Nato a Zurigo, dopo un’infanzia e un’adolescenza difficili viene espulso dalla Svizzera e giunge nel 1919 a Gualtieri, in provincia di Reggio Emilia, patria del padre adottivo. Anche qui la sua vita resta durissima, segnata da ostilità, incomprensioni e ripetuti ricoveri negli ospedali psichiatrici. Ma Ligabue resiste, trovando nella pratica artistica quel “luogo sicuro” che non ha mai avuto.
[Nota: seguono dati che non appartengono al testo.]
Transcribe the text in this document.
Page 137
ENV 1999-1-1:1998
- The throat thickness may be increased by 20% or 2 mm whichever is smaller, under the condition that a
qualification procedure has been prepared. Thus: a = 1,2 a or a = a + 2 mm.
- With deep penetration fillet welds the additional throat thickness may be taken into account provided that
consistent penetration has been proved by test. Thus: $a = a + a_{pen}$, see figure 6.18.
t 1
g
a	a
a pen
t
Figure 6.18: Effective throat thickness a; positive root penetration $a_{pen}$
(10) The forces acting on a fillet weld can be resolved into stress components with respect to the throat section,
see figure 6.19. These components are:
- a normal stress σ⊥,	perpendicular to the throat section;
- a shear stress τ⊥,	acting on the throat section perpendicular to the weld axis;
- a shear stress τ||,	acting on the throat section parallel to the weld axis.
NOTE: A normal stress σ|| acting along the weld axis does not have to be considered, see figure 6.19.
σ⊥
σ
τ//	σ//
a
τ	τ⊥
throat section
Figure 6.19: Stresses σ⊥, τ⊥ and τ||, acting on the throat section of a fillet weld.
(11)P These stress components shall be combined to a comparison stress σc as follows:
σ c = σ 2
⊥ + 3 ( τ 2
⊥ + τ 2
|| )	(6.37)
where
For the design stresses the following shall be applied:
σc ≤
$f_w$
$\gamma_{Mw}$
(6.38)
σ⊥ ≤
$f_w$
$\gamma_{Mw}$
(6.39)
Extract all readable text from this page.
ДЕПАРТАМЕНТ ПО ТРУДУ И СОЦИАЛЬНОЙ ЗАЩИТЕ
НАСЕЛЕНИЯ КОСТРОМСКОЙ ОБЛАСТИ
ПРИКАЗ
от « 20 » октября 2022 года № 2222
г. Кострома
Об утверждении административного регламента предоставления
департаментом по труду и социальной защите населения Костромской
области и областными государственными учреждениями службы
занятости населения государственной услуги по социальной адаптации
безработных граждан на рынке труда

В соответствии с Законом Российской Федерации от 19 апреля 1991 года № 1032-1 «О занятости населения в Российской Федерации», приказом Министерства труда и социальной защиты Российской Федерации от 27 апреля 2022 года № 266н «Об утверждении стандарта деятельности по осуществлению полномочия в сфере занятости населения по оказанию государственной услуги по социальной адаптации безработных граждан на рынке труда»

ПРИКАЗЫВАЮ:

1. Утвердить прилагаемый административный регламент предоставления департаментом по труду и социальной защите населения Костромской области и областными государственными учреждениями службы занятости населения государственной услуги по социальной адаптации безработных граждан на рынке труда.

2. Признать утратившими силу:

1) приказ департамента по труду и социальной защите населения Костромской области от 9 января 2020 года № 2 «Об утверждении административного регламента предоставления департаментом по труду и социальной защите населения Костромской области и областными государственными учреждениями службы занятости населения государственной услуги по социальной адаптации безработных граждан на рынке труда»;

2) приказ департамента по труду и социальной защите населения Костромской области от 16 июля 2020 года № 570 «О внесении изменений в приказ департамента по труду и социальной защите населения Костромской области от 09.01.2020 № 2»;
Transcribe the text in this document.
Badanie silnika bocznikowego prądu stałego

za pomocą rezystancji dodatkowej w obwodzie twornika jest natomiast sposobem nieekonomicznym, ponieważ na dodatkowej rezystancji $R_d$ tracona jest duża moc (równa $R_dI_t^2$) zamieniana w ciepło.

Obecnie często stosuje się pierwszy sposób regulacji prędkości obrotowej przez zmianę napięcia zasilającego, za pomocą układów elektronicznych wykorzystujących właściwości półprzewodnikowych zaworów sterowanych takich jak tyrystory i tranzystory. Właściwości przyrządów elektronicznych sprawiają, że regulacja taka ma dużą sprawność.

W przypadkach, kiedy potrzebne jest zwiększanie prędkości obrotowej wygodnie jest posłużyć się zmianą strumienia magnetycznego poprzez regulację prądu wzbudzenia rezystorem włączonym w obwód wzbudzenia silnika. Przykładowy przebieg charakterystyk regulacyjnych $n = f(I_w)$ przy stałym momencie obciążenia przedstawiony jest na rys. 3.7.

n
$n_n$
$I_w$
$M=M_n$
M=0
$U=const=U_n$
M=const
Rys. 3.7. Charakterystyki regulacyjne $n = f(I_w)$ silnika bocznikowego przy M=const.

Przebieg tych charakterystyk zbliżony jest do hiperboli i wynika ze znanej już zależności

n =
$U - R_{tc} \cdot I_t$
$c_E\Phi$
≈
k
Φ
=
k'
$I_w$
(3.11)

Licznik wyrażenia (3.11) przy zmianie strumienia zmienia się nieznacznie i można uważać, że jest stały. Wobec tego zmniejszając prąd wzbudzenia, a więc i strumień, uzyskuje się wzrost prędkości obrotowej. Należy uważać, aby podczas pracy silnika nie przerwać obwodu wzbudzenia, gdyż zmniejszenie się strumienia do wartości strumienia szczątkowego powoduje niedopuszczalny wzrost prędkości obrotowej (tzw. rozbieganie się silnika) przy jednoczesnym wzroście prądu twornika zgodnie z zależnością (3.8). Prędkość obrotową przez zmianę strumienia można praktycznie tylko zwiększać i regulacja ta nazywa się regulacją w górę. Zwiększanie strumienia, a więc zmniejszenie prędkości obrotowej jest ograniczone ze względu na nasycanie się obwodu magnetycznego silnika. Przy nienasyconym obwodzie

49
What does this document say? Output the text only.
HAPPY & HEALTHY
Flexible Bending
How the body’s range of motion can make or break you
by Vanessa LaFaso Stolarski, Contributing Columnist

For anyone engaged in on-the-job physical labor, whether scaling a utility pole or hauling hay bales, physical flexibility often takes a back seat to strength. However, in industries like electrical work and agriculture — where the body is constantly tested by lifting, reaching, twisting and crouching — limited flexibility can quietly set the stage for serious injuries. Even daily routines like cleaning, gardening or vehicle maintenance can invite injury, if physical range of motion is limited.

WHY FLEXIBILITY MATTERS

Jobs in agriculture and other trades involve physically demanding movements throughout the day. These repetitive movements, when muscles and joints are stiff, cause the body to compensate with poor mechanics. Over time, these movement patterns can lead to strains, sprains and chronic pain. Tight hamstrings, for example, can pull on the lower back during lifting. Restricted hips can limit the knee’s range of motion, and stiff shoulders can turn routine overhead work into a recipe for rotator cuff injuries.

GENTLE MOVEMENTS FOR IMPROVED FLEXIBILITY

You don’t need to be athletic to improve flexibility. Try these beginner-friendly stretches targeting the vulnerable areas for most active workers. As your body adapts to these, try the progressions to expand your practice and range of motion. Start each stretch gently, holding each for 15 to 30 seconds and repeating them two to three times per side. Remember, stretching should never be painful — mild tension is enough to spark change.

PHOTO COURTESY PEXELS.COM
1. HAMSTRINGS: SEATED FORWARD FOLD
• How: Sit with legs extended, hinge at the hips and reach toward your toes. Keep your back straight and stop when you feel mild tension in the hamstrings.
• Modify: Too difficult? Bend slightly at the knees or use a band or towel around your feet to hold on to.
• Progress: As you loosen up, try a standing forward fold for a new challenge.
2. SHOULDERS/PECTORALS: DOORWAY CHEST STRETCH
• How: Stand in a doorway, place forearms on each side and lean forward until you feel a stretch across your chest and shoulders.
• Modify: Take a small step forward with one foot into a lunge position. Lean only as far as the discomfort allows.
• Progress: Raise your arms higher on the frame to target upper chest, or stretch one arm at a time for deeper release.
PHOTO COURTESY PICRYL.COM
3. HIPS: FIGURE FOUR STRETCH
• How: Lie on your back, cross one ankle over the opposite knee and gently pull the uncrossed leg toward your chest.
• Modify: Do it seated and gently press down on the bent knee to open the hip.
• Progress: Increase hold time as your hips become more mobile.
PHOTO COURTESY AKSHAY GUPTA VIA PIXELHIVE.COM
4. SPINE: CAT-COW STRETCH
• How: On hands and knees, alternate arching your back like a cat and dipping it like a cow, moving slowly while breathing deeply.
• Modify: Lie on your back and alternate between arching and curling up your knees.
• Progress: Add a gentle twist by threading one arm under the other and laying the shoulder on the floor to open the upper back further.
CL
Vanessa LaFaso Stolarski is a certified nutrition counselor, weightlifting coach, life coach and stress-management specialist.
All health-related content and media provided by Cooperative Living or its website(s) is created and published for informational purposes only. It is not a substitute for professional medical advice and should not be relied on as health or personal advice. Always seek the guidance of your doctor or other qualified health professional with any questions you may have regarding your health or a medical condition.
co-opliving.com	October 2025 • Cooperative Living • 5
La pittura e la scultura diventano il mezzo per trasformare le difficoltà in opportunità e per dar voce ai suoi pensieri.
La mostra documenta tutta l’attività di Ligabue attraverso oltre cento opere, tra dipinti, sculture e disegni, alcune mai esposte sinora. Nel percorso emergono i temi fondamentali della sua ricerca: dal diario intimo degli autoritratti ai paesaggi del cuore, dai ritratti alle nature morte, dagli animali selvaggi a quelli domestici, dai paesaggi agresti alle scene di caccia e alle tormente di neve. Un racconto che pone l’accento sulla singolarità della sua poetica e rivela la forza naturale, pura e istintiva del suo genio.